Le capitaine des gardes apparut bientôt.

– Nancey, demanda la reine, êtes-vous au courant de l’arrestation d’un jeune gentilhomme, le chevalier de Pardaillan?

– Oui, madame. C’est ce cavalier qui, arrêté une première fois, s’est évadé de la Bastille.

– Qui a donné l’ordre? dit Catherine en fronçant le sourcil.

– Sa Majesté le roi. Je crois que ce jeune homme est accusé rébellion. En tout cas, on sait qu’il a résisté par deux fois aux soldats du roi.

– Ah! madame, s’écria Marillac, je vais vous dire en quelles circonstances…

– Chut! fit la reine. C’est bien, Nancey.

Le capitaine se retira.

– Mon cher enfant, reprit alors Catherine, je vais vous donner une preuve de… ma bienveillance… telle que mes fils Henri et François pourraient seuls en attendre de moi… Demeurez ici jusqu’à mon retour.

Marillac s’inclina profondément. Il tremblait. Un bouleversement se faisait dans son esprit. La conviction, entrait en lui profonde, indéracinable, que la reine avait pour lui une affection profonde, affection de mère. Il se reprochait ses soupçons comme un crime.

Coupable? criminelle? hypocrite? cette femme qui le regardait avec une pareille douceur, qui lui parlait avec cette agitation que lui seul pouvait comprendre!

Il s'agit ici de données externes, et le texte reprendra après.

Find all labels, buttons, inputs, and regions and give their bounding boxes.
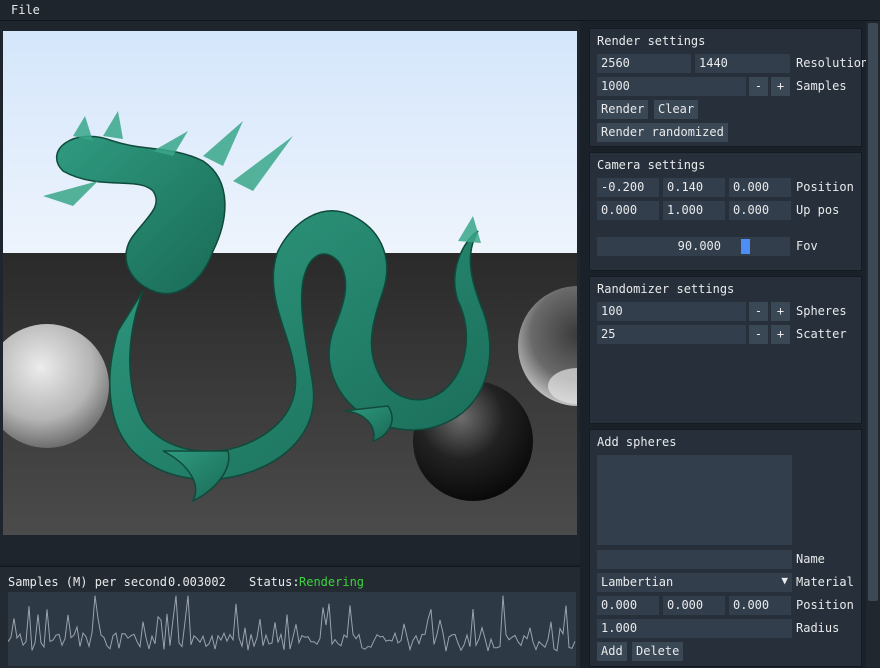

Cette reine puissante, altière, jalouse de son autorité, qui, sur la simple demande d’un pauvre gentilhomme comme lui, entreprenait sans hésiter, sans réfléchir, de sauver un rebelle!

Et il n’était pas jusqu’à cette confiance illimitée de la reine qui ne lui inspirât une gratitude dont se gonflait son cœur, confiance que la soupçonneuse, Catherine n’eût peut-être pas témoignée au roi lui-même.

En effet, la reine le laissait seul! Et là, devant lui, se trouvaient les lettres qu’elle écrivait, secrets d’État, sans aucun doute!

Ah! plutôt que d’essayer de lire, plutôt que de jeter un regard sur ces secrets augustes, il se fût aveuglé sur l’heure!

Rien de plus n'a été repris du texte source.